3. Git History Is a Liability
Every commit is permanent until you actively rewrite it. That quick test with hardcoded credentials? It’s in your history. That config file you deleted? Still there.
Assume anything committed will be found. Act accordingly.
4. Separation of Concerns Applies to Repos
Not everything belongs in the same repository. Production configs, personal data, and example code have different audiences and different risk profiles. Separate them.
5. Templates Are Documentation
A well-structured template teaches more than a tutorial. It shows the right file structure, the correct frontmatter format, the expected configuration. Users learn by customizing, not by reading.
The Power of Doubling Back
The most valuable skill in this process wasn’t any particular git command—it was the willingness to revisit decisions. To look at a “finished” repo and ask: “Is this actually ready to be public?”
Security isn’t a feature you add at the end. It’s a lens you apply continuously. Every commit, every push, every new file deserves the question: “What am I exposing?”
This blog post exists because I doubled back.

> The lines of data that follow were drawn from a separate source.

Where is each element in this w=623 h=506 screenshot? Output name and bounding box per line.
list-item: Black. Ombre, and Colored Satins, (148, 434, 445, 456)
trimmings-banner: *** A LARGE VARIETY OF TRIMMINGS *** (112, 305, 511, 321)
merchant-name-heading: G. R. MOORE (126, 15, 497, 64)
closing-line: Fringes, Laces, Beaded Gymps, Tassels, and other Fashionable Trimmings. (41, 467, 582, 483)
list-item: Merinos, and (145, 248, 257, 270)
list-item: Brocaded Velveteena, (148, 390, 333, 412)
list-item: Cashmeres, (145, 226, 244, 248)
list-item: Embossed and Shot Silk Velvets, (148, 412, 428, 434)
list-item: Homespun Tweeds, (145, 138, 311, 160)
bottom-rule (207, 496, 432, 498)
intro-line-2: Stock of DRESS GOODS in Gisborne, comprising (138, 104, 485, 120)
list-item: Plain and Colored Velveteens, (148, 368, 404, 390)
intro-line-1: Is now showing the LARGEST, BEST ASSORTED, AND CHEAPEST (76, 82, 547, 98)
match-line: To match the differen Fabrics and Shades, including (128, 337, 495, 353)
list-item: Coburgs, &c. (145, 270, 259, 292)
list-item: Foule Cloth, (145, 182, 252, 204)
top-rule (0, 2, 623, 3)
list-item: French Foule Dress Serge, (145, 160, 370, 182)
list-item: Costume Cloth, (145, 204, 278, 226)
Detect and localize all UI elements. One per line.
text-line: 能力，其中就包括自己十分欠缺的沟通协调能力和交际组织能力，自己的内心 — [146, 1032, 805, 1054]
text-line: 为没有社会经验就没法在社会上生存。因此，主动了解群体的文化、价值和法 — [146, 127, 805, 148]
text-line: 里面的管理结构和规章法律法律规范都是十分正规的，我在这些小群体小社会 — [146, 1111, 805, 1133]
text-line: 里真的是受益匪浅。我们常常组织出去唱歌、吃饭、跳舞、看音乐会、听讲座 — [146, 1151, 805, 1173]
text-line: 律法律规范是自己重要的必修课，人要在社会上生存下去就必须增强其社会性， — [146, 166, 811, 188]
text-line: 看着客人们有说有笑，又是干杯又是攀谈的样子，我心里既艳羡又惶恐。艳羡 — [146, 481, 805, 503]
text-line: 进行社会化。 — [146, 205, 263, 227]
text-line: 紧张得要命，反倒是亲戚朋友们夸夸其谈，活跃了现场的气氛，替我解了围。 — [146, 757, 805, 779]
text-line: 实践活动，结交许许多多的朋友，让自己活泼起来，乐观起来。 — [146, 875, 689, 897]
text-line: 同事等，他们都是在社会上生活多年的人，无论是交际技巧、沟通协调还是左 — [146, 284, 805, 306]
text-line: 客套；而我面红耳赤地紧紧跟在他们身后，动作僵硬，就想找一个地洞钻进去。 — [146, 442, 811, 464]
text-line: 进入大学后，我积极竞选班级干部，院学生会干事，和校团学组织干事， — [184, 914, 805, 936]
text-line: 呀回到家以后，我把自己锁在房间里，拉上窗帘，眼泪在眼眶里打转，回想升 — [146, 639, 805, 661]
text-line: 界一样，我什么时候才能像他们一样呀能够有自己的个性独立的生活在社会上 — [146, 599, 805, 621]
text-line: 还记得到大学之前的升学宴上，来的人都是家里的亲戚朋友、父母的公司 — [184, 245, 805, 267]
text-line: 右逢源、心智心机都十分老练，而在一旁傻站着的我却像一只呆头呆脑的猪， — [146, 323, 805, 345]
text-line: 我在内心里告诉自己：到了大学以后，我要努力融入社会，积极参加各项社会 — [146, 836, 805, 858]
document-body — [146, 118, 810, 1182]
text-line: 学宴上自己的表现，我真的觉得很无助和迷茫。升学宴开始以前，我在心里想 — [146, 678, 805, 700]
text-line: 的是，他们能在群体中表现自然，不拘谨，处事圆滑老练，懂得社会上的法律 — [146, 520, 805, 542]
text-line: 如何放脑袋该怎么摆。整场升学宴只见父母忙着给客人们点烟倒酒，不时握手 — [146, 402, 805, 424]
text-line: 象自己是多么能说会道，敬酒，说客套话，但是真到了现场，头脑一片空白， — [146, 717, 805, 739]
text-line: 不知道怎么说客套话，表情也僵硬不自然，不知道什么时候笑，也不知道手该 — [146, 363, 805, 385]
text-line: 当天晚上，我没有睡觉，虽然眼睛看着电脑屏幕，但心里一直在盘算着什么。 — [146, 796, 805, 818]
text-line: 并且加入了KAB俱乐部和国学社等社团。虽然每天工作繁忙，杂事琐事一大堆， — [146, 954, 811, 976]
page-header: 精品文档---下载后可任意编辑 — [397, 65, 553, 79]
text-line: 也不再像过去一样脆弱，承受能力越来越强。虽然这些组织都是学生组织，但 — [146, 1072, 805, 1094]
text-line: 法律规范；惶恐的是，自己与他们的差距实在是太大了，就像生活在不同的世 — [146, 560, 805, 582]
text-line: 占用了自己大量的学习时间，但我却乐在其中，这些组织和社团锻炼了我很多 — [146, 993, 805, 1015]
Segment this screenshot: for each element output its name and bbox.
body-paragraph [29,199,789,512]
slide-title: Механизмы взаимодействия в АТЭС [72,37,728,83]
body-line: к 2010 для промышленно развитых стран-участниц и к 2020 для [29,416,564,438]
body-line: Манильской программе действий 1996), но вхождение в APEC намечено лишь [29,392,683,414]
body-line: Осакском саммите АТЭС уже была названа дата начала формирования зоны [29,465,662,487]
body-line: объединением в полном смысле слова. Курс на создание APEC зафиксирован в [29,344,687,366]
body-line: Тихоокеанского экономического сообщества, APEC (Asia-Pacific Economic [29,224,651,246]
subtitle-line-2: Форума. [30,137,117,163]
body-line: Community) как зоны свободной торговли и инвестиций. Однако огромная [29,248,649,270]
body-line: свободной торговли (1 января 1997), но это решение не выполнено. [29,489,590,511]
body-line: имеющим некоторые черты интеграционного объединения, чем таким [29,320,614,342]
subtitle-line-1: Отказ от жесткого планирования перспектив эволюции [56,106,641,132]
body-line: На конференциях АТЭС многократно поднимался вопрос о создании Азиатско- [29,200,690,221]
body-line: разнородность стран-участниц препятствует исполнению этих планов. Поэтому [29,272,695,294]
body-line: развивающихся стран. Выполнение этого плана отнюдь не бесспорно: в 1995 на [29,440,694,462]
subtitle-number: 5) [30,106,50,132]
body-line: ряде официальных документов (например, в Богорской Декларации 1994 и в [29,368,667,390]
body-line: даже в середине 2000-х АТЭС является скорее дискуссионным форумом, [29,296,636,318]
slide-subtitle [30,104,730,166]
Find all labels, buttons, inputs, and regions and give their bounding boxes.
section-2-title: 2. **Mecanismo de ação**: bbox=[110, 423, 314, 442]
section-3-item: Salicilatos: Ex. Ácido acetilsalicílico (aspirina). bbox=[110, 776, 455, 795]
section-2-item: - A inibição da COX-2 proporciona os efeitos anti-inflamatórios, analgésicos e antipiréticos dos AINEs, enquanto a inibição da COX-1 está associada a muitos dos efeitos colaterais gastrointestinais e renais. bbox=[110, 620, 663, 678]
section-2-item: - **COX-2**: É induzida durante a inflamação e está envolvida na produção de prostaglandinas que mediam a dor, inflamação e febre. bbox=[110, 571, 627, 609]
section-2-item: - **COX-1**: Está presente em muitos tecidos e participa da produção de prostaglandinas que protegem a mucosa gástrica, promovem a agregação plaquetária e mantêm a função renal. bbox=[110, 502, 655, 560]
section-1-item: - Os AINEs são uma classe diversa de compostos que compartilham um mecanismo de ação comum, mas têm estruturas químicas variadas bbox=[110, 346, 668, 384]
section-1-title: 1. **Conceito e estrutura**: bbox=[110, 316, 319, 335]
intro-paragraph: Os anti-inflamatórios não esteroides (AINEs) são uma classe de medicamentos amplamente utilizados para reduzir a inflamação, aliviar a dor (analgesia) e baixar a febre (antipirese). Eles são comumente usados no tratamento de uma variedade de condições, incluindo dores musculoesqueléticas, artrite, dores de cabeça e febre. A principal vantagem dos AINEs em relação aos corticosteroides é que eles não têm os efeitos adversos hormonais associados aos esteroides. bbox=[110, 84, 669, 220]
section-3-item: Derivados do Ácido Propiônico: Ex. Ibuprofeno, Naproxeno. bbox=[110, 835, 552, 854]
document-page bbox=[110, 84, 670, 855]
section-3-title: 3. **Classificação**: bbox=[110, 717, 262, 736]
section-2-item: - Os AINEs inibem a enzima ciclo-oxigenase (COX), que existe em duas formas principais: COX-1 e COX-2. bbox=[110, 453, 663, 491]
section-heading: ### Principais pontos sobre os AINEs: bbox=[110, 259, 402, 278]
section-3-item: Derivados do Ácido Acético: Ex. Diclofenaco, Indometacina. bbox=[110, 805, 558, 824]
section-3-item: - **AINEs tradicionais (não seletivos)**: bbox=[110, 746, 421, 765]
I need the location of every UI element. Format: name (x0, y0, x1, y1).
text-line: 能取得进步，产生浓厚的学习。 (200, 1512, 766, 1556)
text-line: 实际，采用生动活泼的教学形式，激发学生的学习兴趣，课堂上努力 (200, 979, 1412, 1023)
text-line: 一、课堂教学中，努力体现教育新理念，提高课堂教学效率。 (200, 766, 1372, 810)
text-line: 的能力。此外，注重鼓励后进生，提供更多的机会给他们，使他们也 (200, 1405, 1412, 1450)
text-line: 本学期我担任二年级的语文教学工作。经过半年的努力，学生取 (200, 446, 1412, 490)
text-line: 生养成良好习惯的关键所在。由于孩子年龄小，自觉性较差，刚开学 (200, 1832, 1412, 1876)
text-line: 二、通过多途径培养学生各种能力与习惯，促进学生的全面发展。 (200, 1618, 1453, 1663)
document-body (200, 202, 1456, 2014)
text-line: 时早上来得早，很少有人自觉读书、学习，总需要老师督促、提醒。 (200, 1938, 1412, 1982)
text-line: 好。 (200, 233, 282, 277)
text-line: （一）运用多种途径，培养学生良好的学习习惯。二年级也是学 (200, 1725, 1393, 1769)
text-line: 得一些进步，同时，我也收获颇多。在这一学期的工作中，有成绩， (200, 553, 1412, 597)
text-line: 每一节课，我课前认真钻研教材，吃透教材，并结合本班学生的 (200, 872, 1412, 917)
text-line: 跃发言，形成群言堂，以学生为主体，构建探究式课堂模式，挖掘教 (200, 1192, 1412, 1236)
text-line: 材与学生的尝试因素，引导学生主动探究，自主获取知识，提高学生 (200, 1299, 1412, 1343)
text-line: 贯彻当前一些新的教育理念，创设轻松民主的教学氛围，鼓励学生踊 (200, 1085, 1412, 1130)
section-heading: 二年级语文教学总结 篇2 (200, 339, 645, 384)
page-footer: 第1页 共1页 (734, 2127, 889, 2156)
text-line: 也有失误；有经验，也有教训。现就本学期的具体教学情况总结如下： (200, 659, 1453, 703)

I looked at repos I’d already pushed and realized they weren’t as clean as I thought. The fix took a few hours. The alternative—leaving sensitive data exposed indefinitely wasn’t acceptable.
Double back. Check your history. Clean what needs cleaning. Your future self will thank you.
Resources
- git-filter-repo - The modern replacement for
git filter-branch - BFG Repo-Cleaner - Alternative for removing large files and passwords
- GitHub: Removing sensitive data
- Portfolio Template - The sanitized template discussed in this post
Security isn’t about perfection it’s about continuous improvement. Every repo you clean, every secret you catch before commit, every habit you build makes the next project safer.